I think I'm seeing the same behaviour on AWX 19.2.0 -- Though the error message has rc=None:


Traceback (most recent call last):
  File "/var/lib/awx/venv/awx/lib64/python3.8/site-packages/awx/main/tasks.py", line 1289, in run
    self.pre_run_hook(self.instance, private_data_dir)
  File "/var/lib/awx/venv/awx/lib64/python3.8/site-packages/awx/main/tasks.py", line 1781, in pre_run_hook
    sync_task.run(local_project_sync.id)
  File "/var/lib/awx/venv/awx/lib64/python3.8/site-packages/awx/main/tasks.py", line 759, in _wrapped
    return f(self, *args, **kwargs)
  File "/var/lib/awx/venv/awx/lib64/python3.8/site-packages/awx/main/tasks.py", line 1433, in run
    raise AwxTaskError.TaskError(self.instance, rc)
Exception: project_update 468 (failed) encountered an error (rc=None), please see task stdout for details.
azrdev commented 3 years ago

Turns out this was my (user) error, I specified a branch override that didn't exist (in that repo).
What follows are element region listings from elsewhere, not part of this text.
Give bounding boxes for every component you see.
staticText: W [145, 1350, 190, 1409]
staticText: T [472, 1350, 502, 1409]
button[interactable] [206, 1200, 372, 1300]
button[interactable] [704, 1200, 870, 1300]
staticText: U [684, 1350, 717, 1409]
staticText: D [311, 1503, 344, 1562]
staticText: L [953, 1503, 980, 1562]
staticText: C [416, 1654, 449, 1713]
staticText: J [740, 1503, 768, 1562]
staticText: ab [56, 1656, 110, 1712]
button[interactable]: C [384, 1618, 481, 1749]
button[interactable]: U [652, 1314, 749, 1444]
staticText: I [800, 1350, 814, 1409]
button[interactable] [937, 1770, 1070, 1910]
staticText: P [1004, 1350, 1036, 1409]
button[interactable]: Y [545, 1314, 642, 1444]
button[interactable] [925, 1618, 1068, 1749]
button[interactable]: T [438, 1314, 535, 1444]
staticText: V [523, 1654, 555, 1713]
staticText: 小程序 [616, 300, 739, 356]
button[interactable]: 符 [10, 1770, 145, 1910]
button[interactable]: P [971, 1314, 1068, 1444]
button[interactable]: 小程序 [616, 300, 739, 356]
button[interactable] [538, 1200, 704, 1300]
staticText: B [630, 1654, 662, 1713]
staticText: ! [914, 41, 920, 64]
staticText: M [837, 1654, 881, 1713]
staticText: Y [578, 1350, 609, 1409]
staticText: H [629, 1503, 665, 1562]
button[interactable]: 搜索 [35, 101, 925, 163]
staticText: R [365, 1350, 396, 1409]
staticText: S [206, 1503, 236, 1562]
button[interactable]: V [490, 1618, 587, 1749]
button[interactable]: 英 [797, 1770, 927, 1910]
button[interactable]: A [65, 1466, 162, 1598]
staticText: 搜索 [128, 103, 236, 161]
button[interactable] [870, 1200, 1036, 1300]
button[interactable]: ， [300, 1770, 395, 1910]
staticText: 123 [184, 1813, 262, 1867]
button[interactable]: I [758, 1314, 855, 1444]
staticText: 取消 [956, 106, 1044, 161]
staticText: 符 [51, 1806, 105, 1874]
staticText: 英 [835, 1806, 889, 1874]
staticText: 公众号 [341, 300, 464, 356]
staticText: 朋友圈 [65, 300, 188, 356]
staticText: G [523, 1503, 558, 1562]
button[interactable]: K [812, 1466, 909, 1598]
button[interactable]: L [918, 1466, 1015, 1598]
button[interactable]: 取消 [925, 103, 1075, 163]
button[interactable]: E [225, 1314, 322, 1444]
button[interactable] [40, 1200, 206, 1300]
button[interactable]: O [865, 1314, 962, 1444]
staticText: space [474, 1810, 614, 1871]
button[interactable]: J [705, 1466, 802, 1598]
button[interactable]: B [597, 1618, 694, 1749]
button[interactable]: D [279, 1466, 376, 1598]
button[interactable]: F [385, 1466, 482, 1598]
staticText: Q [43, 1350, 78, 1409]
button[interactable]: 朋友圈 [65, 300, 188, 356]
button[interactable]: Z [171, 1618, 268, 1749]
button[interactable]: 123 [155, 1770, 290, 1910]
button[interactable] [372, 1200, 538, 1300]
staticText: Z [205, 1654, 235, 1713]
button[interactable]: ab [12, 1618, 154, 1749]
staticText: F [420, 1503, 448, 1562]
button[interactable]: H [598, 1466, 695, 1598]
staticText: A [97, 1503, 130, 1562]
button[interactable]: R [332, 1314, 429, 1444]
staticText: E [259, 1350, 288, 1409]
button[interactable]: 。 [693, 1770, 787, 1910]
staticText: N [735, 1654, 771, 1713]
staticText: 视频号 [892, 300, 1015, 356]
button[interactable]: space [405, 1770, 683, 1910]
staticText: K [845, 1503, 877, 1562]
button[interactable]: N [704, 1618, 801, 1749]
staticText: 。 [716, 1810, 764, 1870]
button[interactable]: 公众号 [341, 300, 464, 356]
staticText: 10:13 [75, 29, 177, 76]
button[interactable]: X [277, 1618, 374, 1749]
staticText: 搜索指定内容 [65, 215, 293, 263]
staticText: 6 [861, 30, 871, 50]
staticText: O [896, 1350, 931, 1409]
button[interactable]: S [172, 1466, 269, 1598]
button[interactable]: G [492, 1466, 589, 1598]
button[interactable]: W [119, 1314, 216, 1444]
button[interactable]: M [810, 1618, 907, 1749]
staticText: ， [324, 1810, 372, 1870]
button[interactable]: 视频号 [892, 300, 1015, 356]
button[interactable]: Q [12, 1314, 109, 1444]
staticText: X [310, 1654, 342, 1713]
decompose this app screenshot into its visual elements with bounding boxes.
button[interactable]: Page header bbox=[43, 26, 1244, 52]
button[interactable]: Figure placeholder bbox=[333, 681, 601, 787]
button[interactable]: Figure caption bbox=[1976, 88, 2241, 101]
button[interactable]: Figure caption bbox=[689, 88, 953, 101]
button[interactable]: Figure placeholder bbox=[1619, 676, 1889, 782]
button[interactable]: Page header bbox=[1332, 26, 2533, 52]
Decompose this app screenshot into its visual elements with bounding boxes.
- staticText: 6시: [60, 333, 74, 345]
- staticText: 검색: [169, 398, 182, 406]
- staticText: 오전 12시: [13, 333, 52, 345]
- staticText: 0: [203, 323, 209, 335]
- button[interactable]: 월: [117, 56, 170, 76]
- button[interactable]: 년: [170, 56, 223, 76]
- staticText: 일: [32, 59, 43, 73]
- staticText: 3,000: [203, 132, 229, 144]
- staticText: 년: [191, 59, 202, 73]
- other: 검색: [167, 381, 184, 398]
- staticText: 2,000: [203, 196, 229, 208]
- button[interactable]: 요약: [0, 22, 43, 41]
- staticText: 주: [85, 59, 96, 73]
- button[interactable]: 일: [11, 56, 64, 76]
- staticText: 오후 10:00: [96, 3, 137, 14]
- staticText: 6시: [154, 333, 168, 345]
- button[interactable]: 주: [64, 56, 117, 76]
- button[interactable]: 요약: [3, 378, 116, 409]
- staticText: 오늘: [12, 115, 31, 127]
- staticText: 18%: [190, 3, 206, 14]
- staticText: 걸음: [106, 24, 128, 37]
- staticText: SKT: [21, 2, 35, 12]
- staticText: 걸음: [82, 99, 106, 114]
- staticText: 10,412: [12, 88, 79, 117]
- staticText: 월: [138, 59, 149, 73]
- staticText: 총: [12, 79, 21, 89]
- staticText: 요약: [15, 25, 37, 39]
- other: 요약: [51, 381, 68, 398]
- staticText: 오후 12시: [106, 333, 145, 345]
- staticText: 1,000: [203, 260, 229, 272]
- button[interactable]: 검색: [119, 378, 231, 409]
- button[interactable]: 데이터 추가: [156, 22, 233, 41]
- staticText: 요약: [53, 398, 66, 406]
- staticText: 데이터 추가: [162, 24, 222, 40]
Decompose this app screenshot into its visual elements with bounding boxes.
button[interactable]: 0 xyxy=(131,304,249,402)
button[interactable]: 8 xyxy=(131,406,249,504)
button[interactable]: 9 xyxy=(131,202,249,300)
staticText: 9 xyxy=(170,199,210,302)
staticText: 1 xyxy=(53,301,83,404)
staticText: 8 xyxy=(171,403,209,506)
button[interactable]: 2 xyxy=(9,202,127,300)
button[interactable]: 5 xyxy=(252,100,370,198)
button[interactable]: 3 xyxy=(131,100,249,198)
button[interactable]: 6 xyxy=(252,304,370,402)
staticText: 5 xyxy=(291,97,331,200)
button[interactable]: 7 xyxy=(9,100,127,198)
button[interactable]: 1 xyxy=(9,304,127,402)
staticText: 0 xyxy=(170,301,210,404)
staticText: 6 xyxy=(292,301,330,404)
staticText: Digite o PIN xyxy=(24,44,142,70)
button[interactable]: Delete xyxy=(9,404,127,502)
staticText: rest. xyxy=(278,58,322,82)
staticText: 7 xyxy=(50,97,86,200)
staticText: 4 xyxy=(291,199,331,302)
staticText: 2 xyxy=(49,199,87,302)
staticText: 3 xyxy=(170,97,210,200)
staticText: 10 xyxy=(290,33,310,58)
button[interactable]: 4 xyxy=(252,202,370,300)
johan-fk commented 2 years ago

I made the same misstake and specified a non existing branch. I feel that the error message could be improved.

jxc876 commented 1 year ago

Same error was due to a bad git branch name, the error only showed up when I added a second control plane node.

Turns out the first control plane already had the git branch cached, when the second tried to pull it didn't exist.

Once I corrected the branch name it got fixed.